The National Institute for Health and Clinical Excellence (NICE) clinical guideline on the treatment and diagnosis of TB published in March 2006 includes specific guidance on treatment and rapid contact tracing of people in contact with any type of drug resistant TB. The Department’s TB toolkit (published in June 2007) aims to help commissioners and TB service providers implement the action plan in line with the NICE guideline.

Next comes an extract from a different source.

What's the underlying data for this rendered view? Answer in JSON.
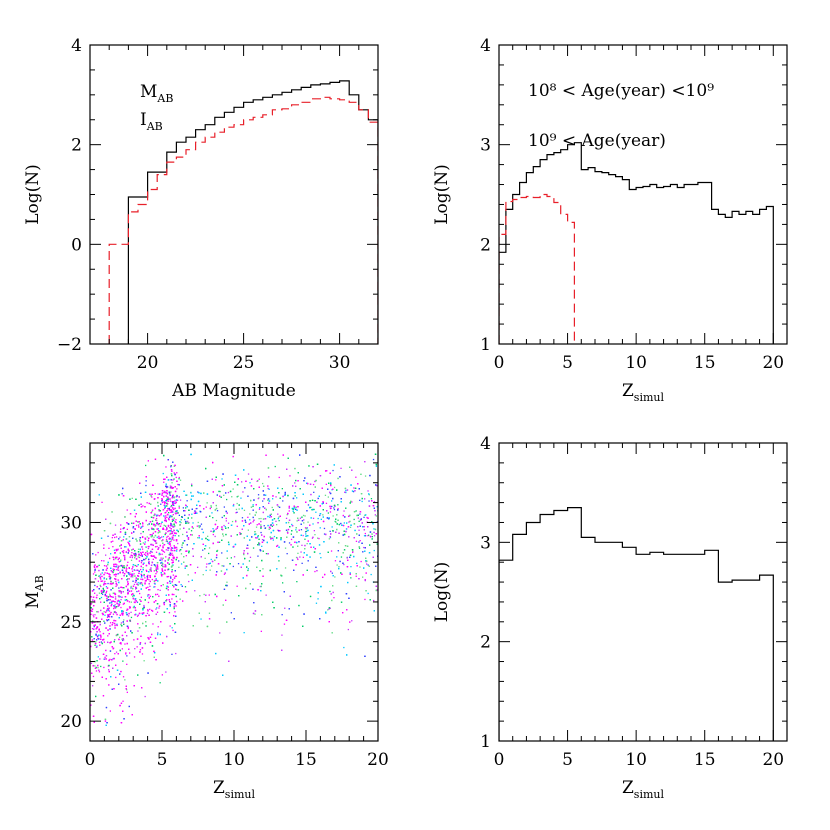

NICE recommends that if a risk assessment suggests a patient has multi-drug resistant (MDR) TB, rapid diagnostic tests should be conducted for rifampicin resistance. The Health Protection Agency (HPA) reference laboratory service identifies TB cultures from national health service patients in England and determines if they are drug resistant. The selection of appropriate second line drugs for the clinical treatment of MDR TB and extensively drug resistant (XDR) TB is determined by the HPA National Mycobacterium Reference Unit (MRU), which has recently developed newer and faster methods for drug susceptibility testing. The HPA MRU also carries out DNA fingerprinting on drug resistant TB strains in England to help determine patterns of transmission and is working with the World Health Organization on the surveillance of XDR TB.